Louis Vuitton sedang menulis ulang bahasa kemewahan. Ia tidak lagi dijual dalam bentuk tas tangan atau kacamata hitam, tapi dihidangkan dalam bentuk ravioli berukir monogram, cokelat berbentuk tas mini, dan tomat marmer yang dipotong setipis sutra. Dunia ini bukan hanya tentang apa yang dikenakan, tapi juga tentang apa yang dikecap dan dikenang.
Di Saint-Tropez, kota kecil yang dulu hanya ramai di musim panas, lahirlah Louis Vuitton Culinary Community atau komunitas kuliner Louis Vuitton—gagasan yang diracik oleh dua tangan ahli: Arnaud Donckele, koki yang tahu bagaimana menyeimbangkan keheningan dalam kaldu, dan Maxime Frédéric, pembuat manis yang memperlakukan cokelat seperti wasiat keluarga.
Mereka tak sekadar membuat restoran. Mereka membangun jaringan rasa, dari Bangkok hingga Chengdu, dari Doha ke New York, yang disatukan bukan oleh resep, melainkan oleh filosofi: menghadirkan keanggunan dalam suapan, bukan hanya tampilan. “Kami ingin pengalaman kuliner Louis Vuitton terasa santai,” ujar Donckele, dalam keterangannya (20/5).
Frédéric menambahkan, “Kami mendorong para koki untuk berkembang, tapi tetap dalam semangat Louis Vuitton.”
Dan semangat itu hidup di Saint-Tropez, di halaman hotel White 1921, tempat restoran mereka kembali membuka musim hingga September 2025. Di sanalah pohon pinus melindungi meja makan dari silau matahari, dan aroma lobster panggang dengan saus shiso berputar lembut bersama angin. Ada ikan sole dengan rempah lokal, ada vacherin rhubarb yang disajikan seolah waktu bisa berhenti sejenak di sore hari. Dan di setiap piring, warisan itu berbicara—bukan lewat kata-kata, tapi rasa.

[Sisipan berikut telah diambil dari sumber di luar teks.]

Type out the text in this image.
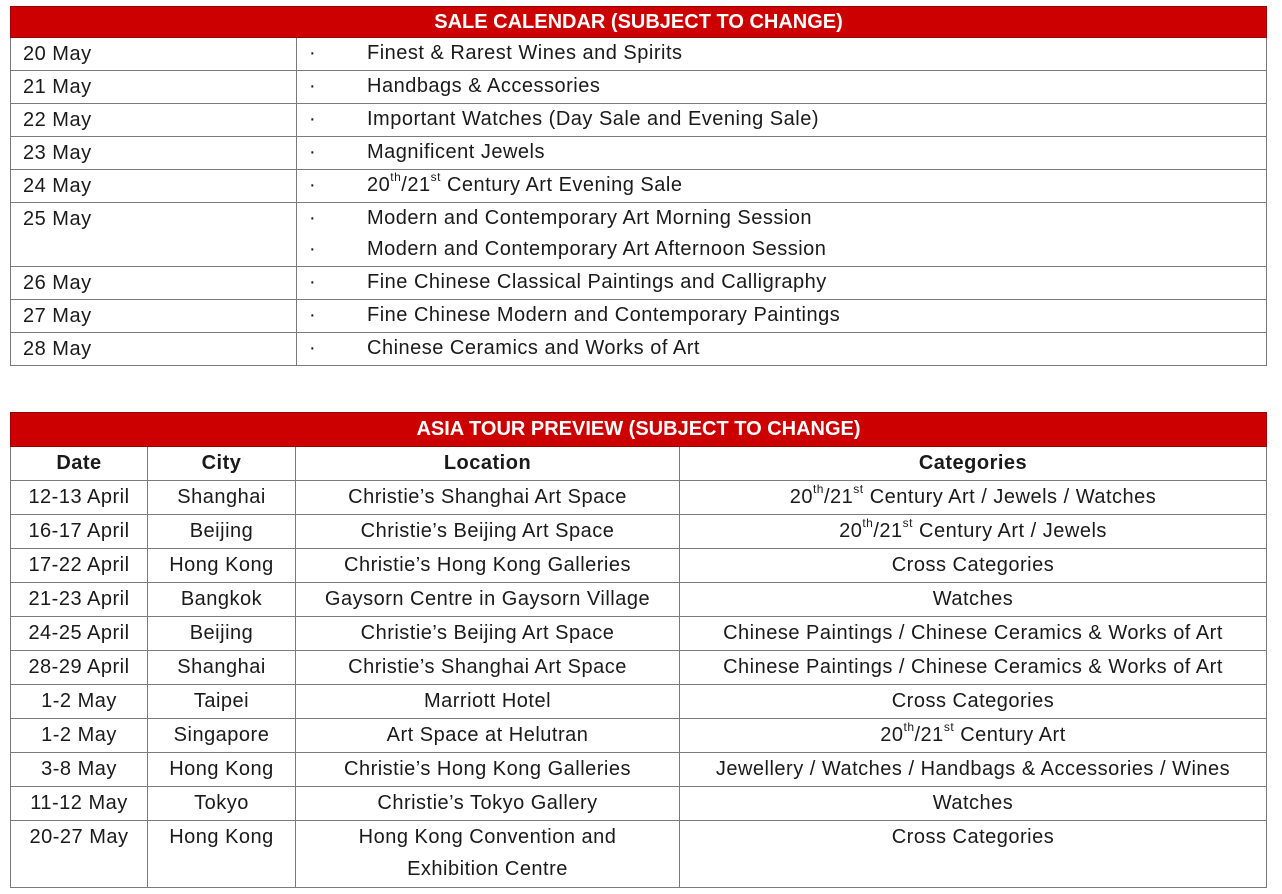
SALE CALENDAR (SUBJECT TO CHANGE)	
20 May	· Finest & Rarest Wines and Spirits

21 May	· Handbags & Accessories

22 May	· Important Watches (Day Sale and Evening Sale)

23 May	· Magnificent Jewels

24 May	· 20th/21st Century Art Evening Sale

25 May	· Modern and Contemporary Art Morning Session
· Modern and Contemporary Art Afternoon Session

26 May	· Fine Chinese Classical Paintings and Calligraphy

27 May	· Fine Chinese Modern and Contemporary Paintings

28 May	· Chinese Ceramics and Works of Art
ASIA TOUR PREVIEW (SUBJECT TO CHANGE)			
Date	City	Location	Categories
12-13 April	Shanghai	Christie’s Shanghai Art Space	20th/21st Century Art / Jewels / Watches
16-17 April	Beijing	Christie’s Beijing Art Space	20th/21st Century Art / Jewels
17-22 April	Hong Kong	Christie’s Hong Kong Galleries	Cross Categories
21-23 April	Bangkok	Gaysorn Centre in Gaysorn Village	Watches
24-25 April	Beijing	Christie’s Beijing Art Space	Chinese Paintings / Chinese Ceramics & Works of Art
28-29 April	Shanghai	Christie’s Shanghai Art Space	Chinese Paintings / Chinese Ceramics & Works of Art
1-2 May	Taipei	Marriott Hotel	Cross Categories
1-2 May	Singapore	Art Space at Helutran	20th/21st Century Art
3-8 May	Hong Kong	Christie’s Hong Kong Galleries	Jewellery / Watches / Handbags & Accessories / Wines
11-12 May	Tokyo	Christie’s Tokyo Gallery	Watches
20-27 May	Hong Kong	Hong Kong Convention and
Exhibition Centre	Cross Categories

Rasa yang tak pernah dijahit, tapi diciptakan

Estetika tetap menjadi narasi penting bagi Louis Vuitton dalam menorehkan jejak di ranah kuliner dunia. Taplak meja bersulam motif bunga dari koleksi Resort 2025, piring porselen Limoges putih susu dengan monogram yang ditata seperti puisi. Lampu rotan bergantung rendah, menciptakan suasana yang seperti ditarik dari album liburan Côte d’Azur era 70-an, lalu diberi sentuhan baru oleh tangan-tangan kontemporer.
Saint-Tropez bukan satu-satunya panggung bagi rumah modemewah ini. Di Paris, kafe Maxime Frédéric at Louis Vuitton menyuguhkan pastri segar di bawah naungan tropis dalam ruang pamer LV DREAM. Di New York, sebuah loteng butik di 57th Street berubah menjadi perpustakaan rasa—lobster roll khas Manhattan berdampingan dengan ravioli yang dicetak seperti dompet. Di Milan, Da Vittorio membawa semangat Italia dalam versi Vuitton. Di Heathrow, London, chef Cyril Lignac menciptakan pengalaman sebelum keberangkatan yang terasa seperti masih di rumah.

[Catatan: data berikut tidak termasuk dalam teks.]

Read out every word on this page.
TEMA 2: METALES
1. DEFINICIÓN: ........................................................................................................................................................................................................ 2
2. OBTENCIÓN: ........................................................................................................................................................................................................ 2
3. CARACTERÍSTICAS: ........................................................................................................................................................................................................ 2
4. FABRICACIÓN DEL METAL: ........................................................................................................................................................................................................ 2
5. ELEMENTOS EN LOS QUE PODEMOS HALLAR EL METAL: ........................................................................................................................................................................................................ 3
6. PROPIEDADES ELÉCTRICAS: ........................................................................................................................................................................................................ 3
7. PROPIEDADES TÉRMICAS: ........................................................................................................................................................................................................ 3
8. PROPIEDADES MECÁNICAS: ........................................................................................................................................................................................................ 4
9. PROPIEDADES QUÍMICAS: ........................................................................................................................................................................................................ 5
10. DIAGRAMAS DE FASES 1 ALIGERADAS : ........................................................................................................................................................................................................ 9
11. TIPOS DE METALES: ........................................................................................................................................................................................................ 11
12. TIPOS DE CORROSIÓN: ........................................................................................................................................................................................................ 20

Dan di Timur, keindahan itu terus meluas. Di Tokyo, chef Yosuke Suga menyuguhkan keheningan Jepang dalam format rasa. Di Chengdu, Louis Vuitton mengajak lidah menjelajahi Eropa yang dibumbui Sichuan, dan Michelin pun memberi bintang. Di Doha, lounge di Bandara Hamad menjadi oasis sunyi di tengah keramaian bandara, dengan sajian 24 jam dari Yannick Alléno. Di Bangkok, Gaggan Anand—si pemberontak rasa—menyulam cerita Thailand dalam format haute cuisine, dengan napas Louis Vuitton di tiap napkin-nya.

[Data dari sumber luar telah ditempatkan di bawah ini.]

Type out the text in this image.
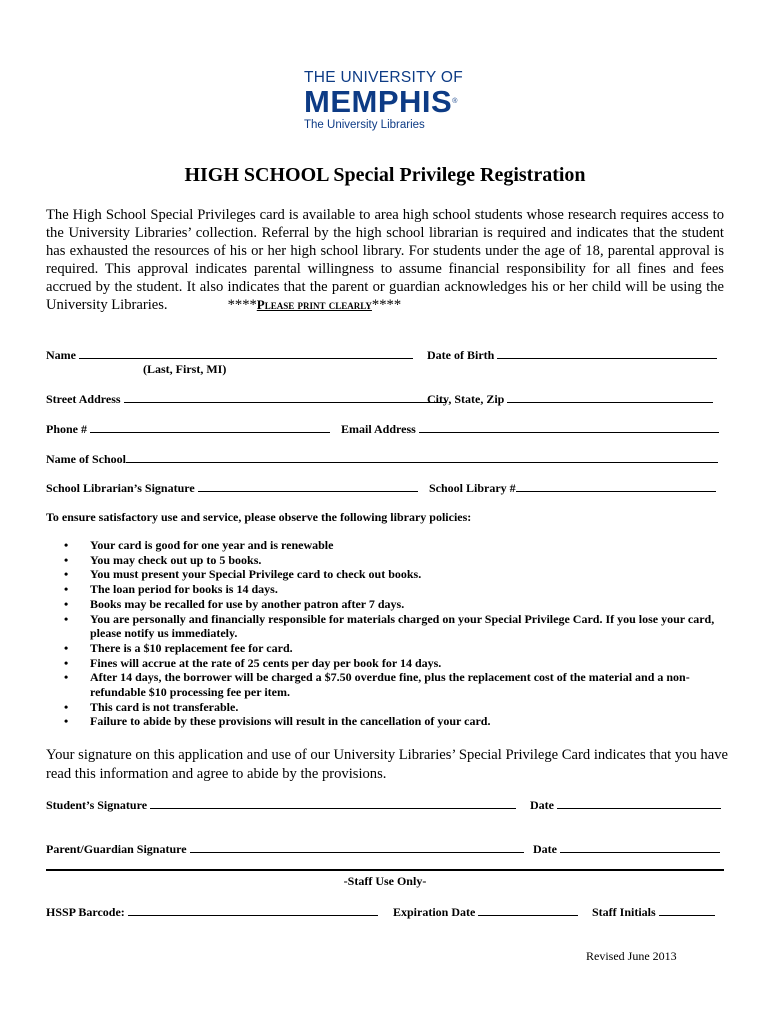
THE UNIVERSITY OF
MEMPHIS®
The University Libraries
HIGH SCHOOL Special Privilege Registration
The High School Special Privileges card is available to area high school students whose research requires access to the University Libraries’ collection. Referral by the high school librarian is required and indicates that the student has exhausted the resources of his or her high school library. For students under the age of 18, parental approval is required. This approval indicates parental willingness to assume financial responsibility for all fines and fees accrued by the student. It also indicates that the parent or guardian acknowledges his or her child will be using the University Libraries.	****Please print clearly****
Name	Date of Birth
(Last, First, MI)
Street Address	City, State, Zip
Phone #	Email Address
Name of School
School Librarian’s Signature	School Library #
To ensure satisfactory use and service, please observe the following library policies:
• Your card is good for one year and is renewable
• You may check out up to 5 books.
• You must present your Special Privilege card to check out books.
• The loan period for books is 14 days.
• Books may be recalled for use by another patron after 7 days.
• You are personally and financially responsible for materials charged on your Special Privilege Card. If you lose your card, please notify us immediately.
• There is a $10 replacement fee for card.
• Fines will accrue at the rate of 25 cents per day per book for 14 days.
• After 14 days, the borrower will be charged a $7.50 overdue fine, plus the replacement cost of the material and a non-refundable $10 processing fee per item.
• This card is not transferable.
• Failure to abide by these provisions will result in the cancellation of your card.
Your signature on this application and use of our University Libraries’ Special Privilege Card indicates that you have read this information and agree to abide by the provisions.
Student’s Signature	Date
Parent/Guardian Signature	Date
-Staff Use Only-
HSSP Barcode:	Expiration Date	Staff Initials
Revised June 2013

Yang sedang dibangun Louis Vuitton bukan sekadar restoran. Ia tengah menciptakan sebuah peta baru—di mana titik-titiknya bukan ditandai oleh kota, tetapi oleh rasa. Dan dari rasa itu, kita dibimbing mengenal kemewahan yang lebih dalam, lebih personal, dan lebih halus. Kemewahan yang tak hanya terlihat, tapi terasa.
Belum ada laporan mendetail yang membedah seberapa besar porsi kuliner dalam neraca Louis Vuitton, tapi jejaknya terasa di tempat-tempat paling strategis yang menjelma menjadi perpustakaan rasa di berbagai belahan dunia. Louis Vuitton tahu, kemewahan hari ini bukan hanya soal kepemilikan, tetapi pengalaman. Sebab rasa, seperti halnya warisan, akan selalu tinggal lebih lama dari tren.